We had the carpets professionally cleaned yesterday and are washing everything in hot. Tomorrow, we have someone to take care of the yard. The pets have been medicated for parasites. Did I mention that S pulled a worm off the cat's butt just prior to the wedding? No? Well, if not, it was because I didn't want to spoil the mood. She's on special worm med, which being a cat, she refuses to eat. "Just let the worms crawl outta my ass - I'm not fucking eating that crap no matter how much you wrap it in tasty treats" sez the cat. Hmmpf. Cats.

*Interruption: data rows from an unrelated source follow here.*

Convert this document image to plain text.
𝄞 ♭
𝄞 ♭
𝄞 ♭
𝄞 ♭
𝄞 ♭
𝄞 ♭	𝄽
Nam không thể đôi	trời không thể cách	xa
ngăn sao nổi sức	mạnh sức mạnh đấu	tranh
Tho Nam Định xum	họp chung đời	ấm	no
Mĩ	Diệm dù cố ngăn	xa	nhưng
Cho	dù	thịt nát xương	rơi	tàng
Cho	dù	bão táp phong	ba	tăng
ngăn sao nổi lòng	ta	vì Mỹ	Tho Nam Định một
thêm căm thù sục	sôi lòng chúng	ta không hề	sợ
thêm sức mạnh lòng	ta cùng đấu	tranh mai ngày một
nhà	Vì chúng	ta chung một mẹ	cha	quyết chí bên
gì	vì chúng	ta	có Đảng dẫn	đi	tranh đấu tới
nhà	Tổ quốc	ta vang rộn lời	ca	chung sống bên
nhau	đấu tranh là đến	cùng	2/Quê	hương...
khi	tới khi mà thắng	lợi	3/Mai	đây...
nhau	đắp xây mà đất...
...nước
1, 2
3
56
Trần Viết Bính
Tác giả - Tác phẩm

So I'm on clobetasol propionate ointment and hydroxyzine pills, neither of which seem to do much, but I shudder to think what kind of anaphylactic mess I'd be with out them. On top of adjusting to the lisinopril, which is leaving me with a nasty dry cough that keeps me up at night (but my blood pressure is nice and low now), the bite meds make me dizzy, sleepy and blur my vision. Fortunately my years of training with the grateful dead have left me well prepared to cope with such side effects. The itching is a bitch, but the coughing only lets me sleep for two hours or so before rousing me, and I have to fumble for my loquat syrup (best cough remedy ever - the only tasty Chinese med there is, so tasty you can pour it on your waffles). A few of the bites got infected despite my care. One always breaks open in the bath making a bloody mess.

I have three friends grappling hard with cancer right now so I can't really complain.

Fucking bugs. The alien invasion won't be some Giger-ian phallic-headed monstrosity. It'll be parasites so small that you can't even see 'em.